R.I.P mum love I so much I miss u this song reminds me of her love u mum so much and USA u will spell mom not mum but R.I.P Mum love u so much love u all my heart and my family who is up there love u all R.I.P Family 😔💖💕😪😩😭😢😥😓😪😿😰😨😓😪😥😢😧💕💖💕😥💗💗 love u all
This music is a ticket to the memories of the past and the nostalgia of returning home at this moment I remember how my mother used to greet me at the door of the house, opening her arms to hold me to her and fingerprint on the face of a kiss. 😢
I wish the caleb (from bratayley) who passed away at 13, says that I'm coming home 😭😥 He is a great basketball player, he has 2 sisters, one is annie she is smaller than him with 2 years but they are so close to each other, and hayley his another sister, she is smaller than annie with 4 years, they have a long sax story but things change now, if u wanna understand go watch there channel (bratayley) but u won't see caleb cause he passed away 2 years ago 😭😭😭😭😭😭😭💖
this reminds me of my granny who died on Thursday 20/10/16 really miss u Nanu we all love u and miss u.u were in hospital for a long time 13 weeks.and all u wanted to do was come home.but u came home the next day in ur coffin.i miss u it will never be the same
SGgadgetGirl I'm so sorry my great grandfather died this year I thought he would get better but he just suffered i was not able to see him pass but I knew when I saw my moms face that he wasn't coming home
last year i had it all...i had great friends and a bff that i consideredto be my sister and that we were going to be together forever...then this year came... my bff and i got seperated and i lost some friends...also i had a friend that was a boy i liked him but then he found out and told everyone and i feel upset...
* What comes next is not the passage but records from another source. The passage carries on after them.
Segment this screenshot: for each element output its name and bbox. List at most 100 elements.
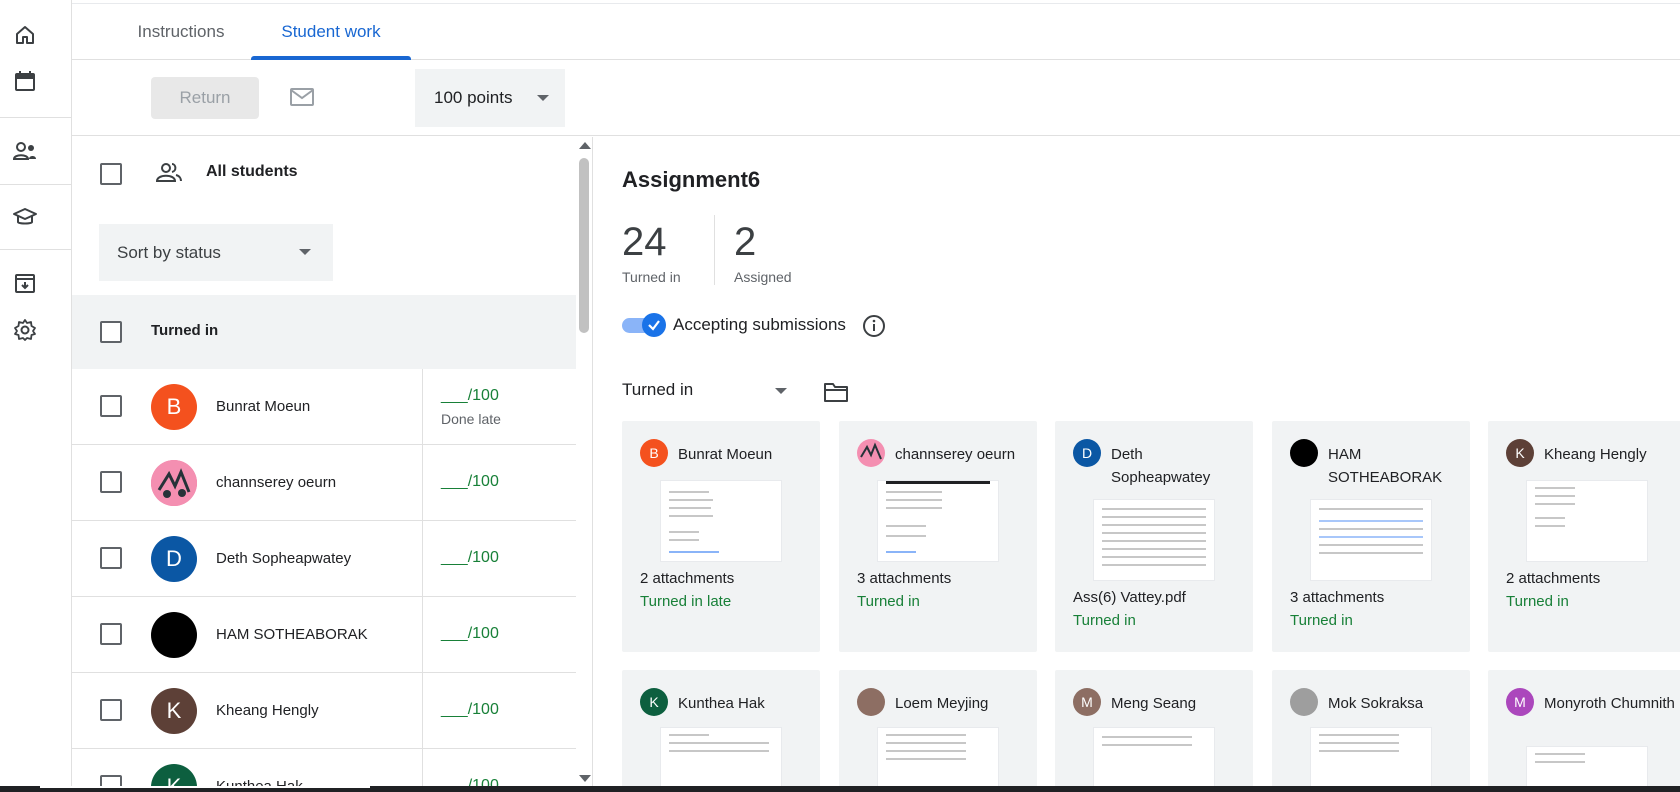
filter-label: Turned in: [622, 380, 694, 399]
archive-icon[interactable]: [12, 270, 38, 296]
student-row[interactable]: B Bunrat Moeun ___/100 Done late: [72, 369, 576, 445]
attachment-thumbnail[interactable]: [877, 480, 999, 562]
status-filter-dropdown[interactable]: Turned in: [622, 380, 787, 400]
avatar: [151, 460, 197, 506]
submission-card[interactable]: B Bunrat Moeun 2 attachments Turned in l…: [622, 421, 820, 652]
tab-student-work[interactable]: Student work: [251, 4, 411, 60]
assignment-detail: Assignment6 24 Turned in 2 Assigned Acce…: [594, 137, 1680, 792]
avatar: [1290, 439, 1318, 467]
points-dropdown[interactable]: 100 points: [415, 69, 565, 127]
sort-label: Sort by status: [117, 242, 221, 262]
submission-card[interactable]: Loem Meyjing: [839, 670, 1037, 792]
group-checkbox[interactable]: [100, 321, 122, 343]
sort-dropdown[interactable]: Sort by status: [99, 224, 333, 281]
student-row[interactable]: HAM SOTHEABORAK ___/100: [72, 597, 576, 673]
student-row[interactable]: K Kheang Hengly ___/100: [72, 673, 576, 749]
submission-card[interactable]: Mok Sokraksa: [1272, 670, 1470, 792]
submission-card[interactable]: channserey oeurn 3 attachments Turned in: [839, 421, 1037, 652]
student-checkbox[interactable]: [100, 395, 122, 417]
card-student-name: Kunthea Hak: [678, 695, 765, 712]
select-all-checkbox[interactable]: [100, 163, 122, 185]
home-icon[interactable]: [12, 22, 38, 48]
grade-value[interactable]: ___/100: [441, 387, 499, 405]
avatar: [857, 688, 885, 716]
grade-value[interactable]: ___/100: [441, 473, 499, 491]
student-name: HAM SOTHEABORAK: [216, 626, 368, 643]
attachment-thumbnail[interactable]: [1310, 727, 1432, 792]
chevron-down-icon: [537, 95, 549, 101]
student-checkbox[interactable]: [100, 623, 122, 645]
folder-icon[interactable]: [823, 381, 849, 403]
grade-value[interactable]: ___/100: [441, 549, 499, 567]
student-row[interactable]: channserey oeurn ___/100: [72, 445, 576, 521]
student-list: All students Sort by status Turned in B …: [72, 137, 576, 792]
column-divider: [422, 521, 423, 597]
scroll-down-icon[interactable]: [579, 775, 591, 782]
submission-card[interactable]: M Monyroth Chumnith: [1488, 670, 1680, 792]
attachment-thumbnail[interactable]: [1526, 480, 1648, 562]
stat-divider: [714, 215, 715, 285]
return-button[interactable]: Return: [151, 77, 259, 119]
student-row[interactable]: D Deth Sopheapwatey ___/100: [72, 521, 576, 597]
info-icon[interactable]: [862, 314, 886, 338]
student-checkbox[interactable]: [100, 471, 122, 493]
rail-divider: [0, 117, 72, 118]
attachment-thumbnail[interactable]: [1093, 499, 1215, 581]
column-divider: [422, 673, 423, 749]
avatar: [1290, 688, 1318, 716]
turned-in-stat[interactable]: 24 Turned in: [622, 219, 681, 285]
grade-value[interactable]: ___/100: [441, 701, 499, 719]
grade-status: Done late: [441, 411, 501, 427]
check-icon: [642, 313, 666, 337]
all-students-label: All students: [206, 163, 298, 180]
attachment-thumbnail[interactable]: [1310, 499, 1432, 581]
avatar: M: [1073, 688, 1101, 716]
submission-card[interactable]: M Meng Seang: [1055, 670, 1253, 792]
all-students-row: All students: [72, 137, 576, 209]
gear-icon[interactable]: [12, 317, 38, 343]
turned-in-caption: Turned in: [622, 269, 681, 285]
student-checkbox[interactable]: [100, 699, 122, 721]
nav-rail: [0, 0, 72, 792]
grade-value[interactable]: ___/100: [441, 625, 499, 643]
list-scrollbar[interactable]: [576, 137, 593, 792]
student-name: Deth Sopheapwatey: [216, 550, 352, 567]
submission-card[interactable]: K Kunthea Hak: [622, 670, 820, 792]
rail-divider: [0, 184, 72, 185]
group-header-turned-in: Turned in: [72, 295, 576, 369]
people-icon[interactable]: [12, 138, 38, 164]
tab-instructions[interactable]: Instructions: [114, 4, 248, 60]
accepting-toggle[interactable]: [622, 313, 666, 337]
chevron-down-icon: [775, 388, 787, 394]
scrollbar-thumb[interactable]: [579, 158, 589, 333]
submission-status: Turned in: [1290, 612, 1353, 629]
submission-card[interactable]: HAM SOTHEABORAK 3 attachments Turned in: [1272, 421, 1470, 652]
student-checkbox[interactable]: [100, 547, 122, 569]
student-name: channserey oeurn: [216, 474, 337, 491]
toolbar: Return 100 points: [72, 60, 1680, 136]
column-divider: [422, 445, 423, 521]
assignment-title: Assignment6: [622, 167, 761, 192]
attachment-thumbnail[interactable]: [660, 480, 782, 562]
attachment-thumbnail[interactable]: [877, 727, 999, 792]
submission-status: Turned in: [1073, 612, 1136, 629]
email-icon[interactable]: [288, 85, 316, 109]
attachment-count: 3 attachments: [857, 570, 952, 587]
graduation-cap-icon[interactable]: [12, 204, 38, 230]
submission-status: Turned in late: [640, 593, 732, 610]
attachment-thumbnail[interactable]: [660, 727, 782, 792]
assigned-stat[interactable]: 2 Assigned: [734, 219, 792, 285]
attachment-thumbnail[interactable]: [1093, 727, 1215, 792]
card-student-name: Kheang Hengly: [1544, 446, 1647, 463]
rail-divider: [0, 249, 72, 250]
submission-status: Turned in: [857, 593, 920, 610]
submission-status: Turned in: [1506, 593, 1569, 610]
card-student-name: Bunrat Moeun: [678, 446, 773, 463]
scroll-up-icon[interactable]: [579, 142, 591, 149]
submission-card[interactable]: K Kheang Hengly 2 attachments Turned in: [1488, 421, 1680, 652]
group-icon: [155, 161, 183, 190]
avatar: D: [151, 536, 197, 582]
calendar-icon[interactable]: [12, 68, 38, 94]
avatar: K: [640, 688, 668, 716]
submission-card[interactable]: D Deth Sopheapwatey Ass(6) Vattey.pdf Tu…: [1055, 421, 1253, 652]
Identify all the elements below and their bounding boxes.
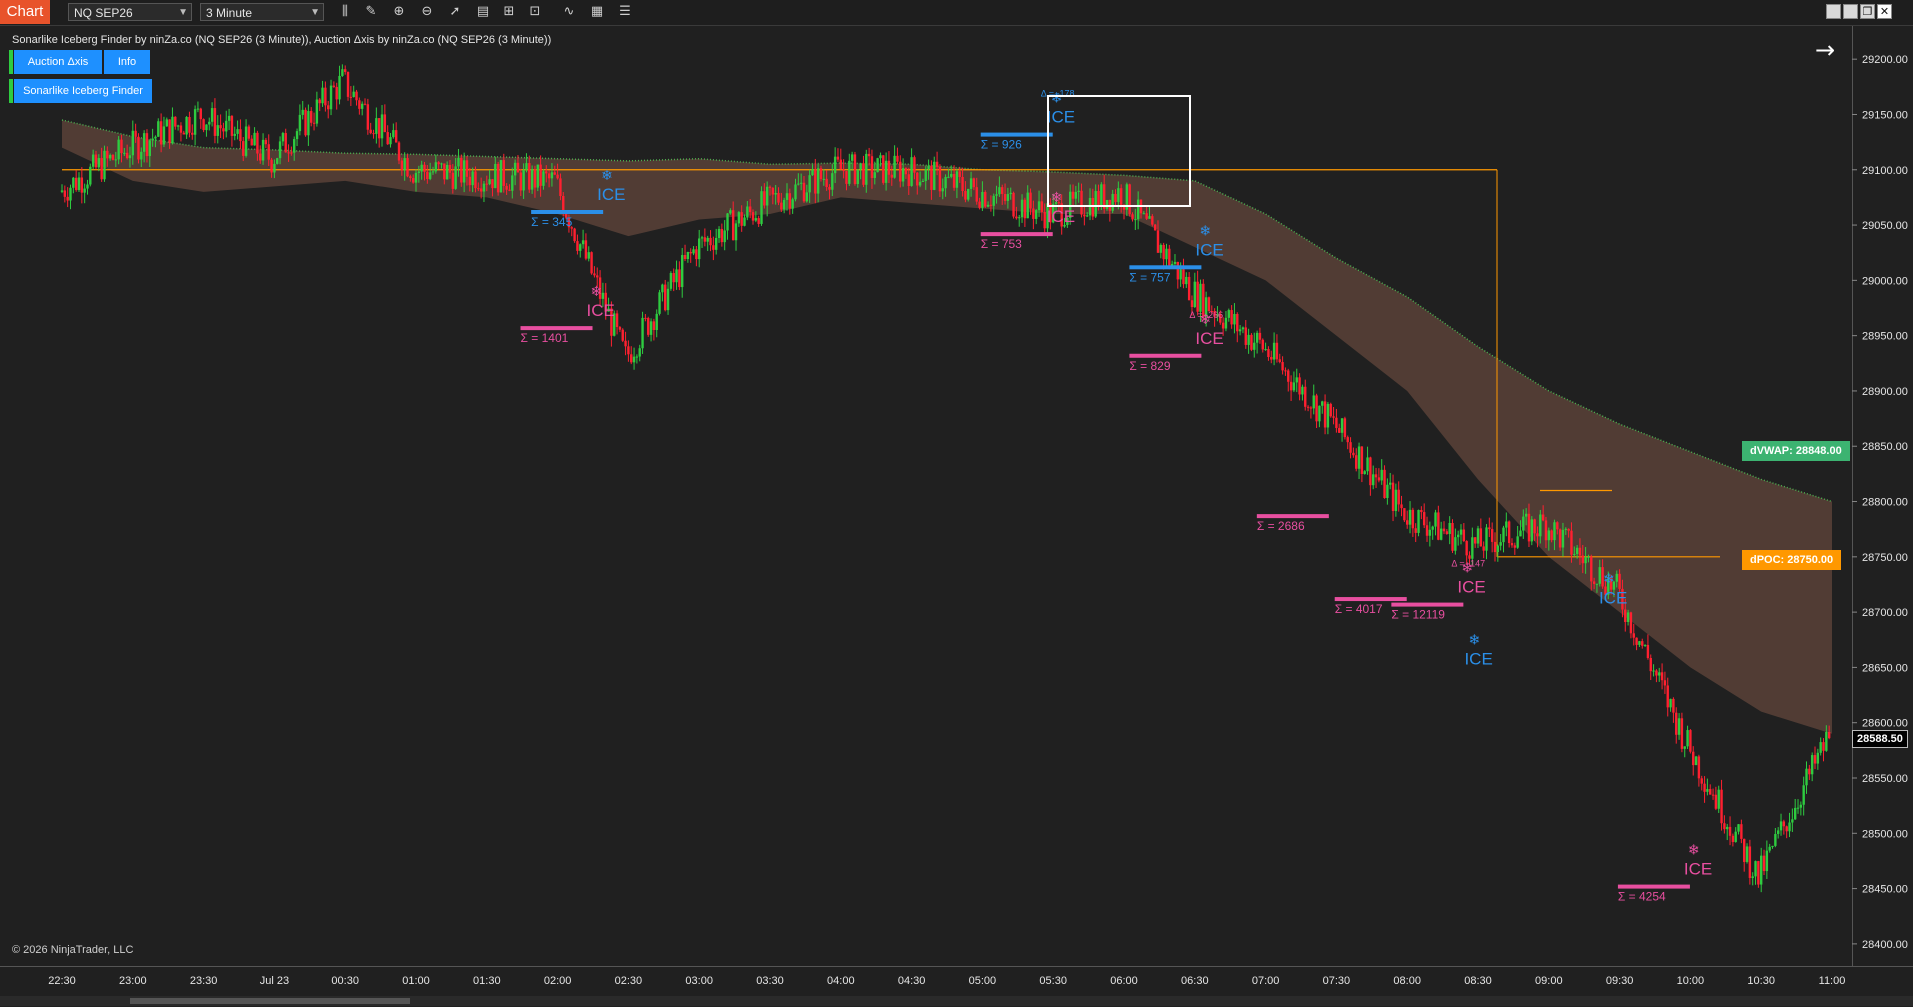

...same😥 I miss Lily..and Nolan..AND EVERYONE I HATE IT HERE I WANNA MOVE BACK TO INDIANA..A SMALL TOWN INSTEAD OF PA....I LIKES IT WAY BETTER..I HAD FRIENDS...now I don't...😥😭
we all feel sad and bullied but its us little guys what changes the world to stop all the freaks and the weirdos so dont stop being you it makes you strong in the end :)
Yeah I still try to keep my head up but it gets harder each day and the pain always comes back I hate the monsters cause that is how i see bullies as monsters and they get to see me fail in trying to beat them
Jeslie Granados this kind of sounds like my situation. Though, for me, it was three years ago. Three years ago, I had to move back to my home country after having lived in America for my entire elementary school life. I never wanted to come back. I had to leave behind everything and everyone I had ever known and loved. Nothing has changed since then. All I can ever think about is going back someday, and I plan to once I graduate high school. I guess this wasn't a very encouraging story. I don't feel any better than I did back then. And I don't think I ever will, until I make it back to where I feel I belong. I now have zero friends, except for one girl who lives on the other side of the world, who I am barely ever able to talk to, and I see no purpose in my current life. This probably sounds like I'm suicidal, and to be honest, I was once, but I've gotten over it because I've realized that to get back to where I was before, when I was happy, I need to do something. Nothing will get better if you don't do anything about it.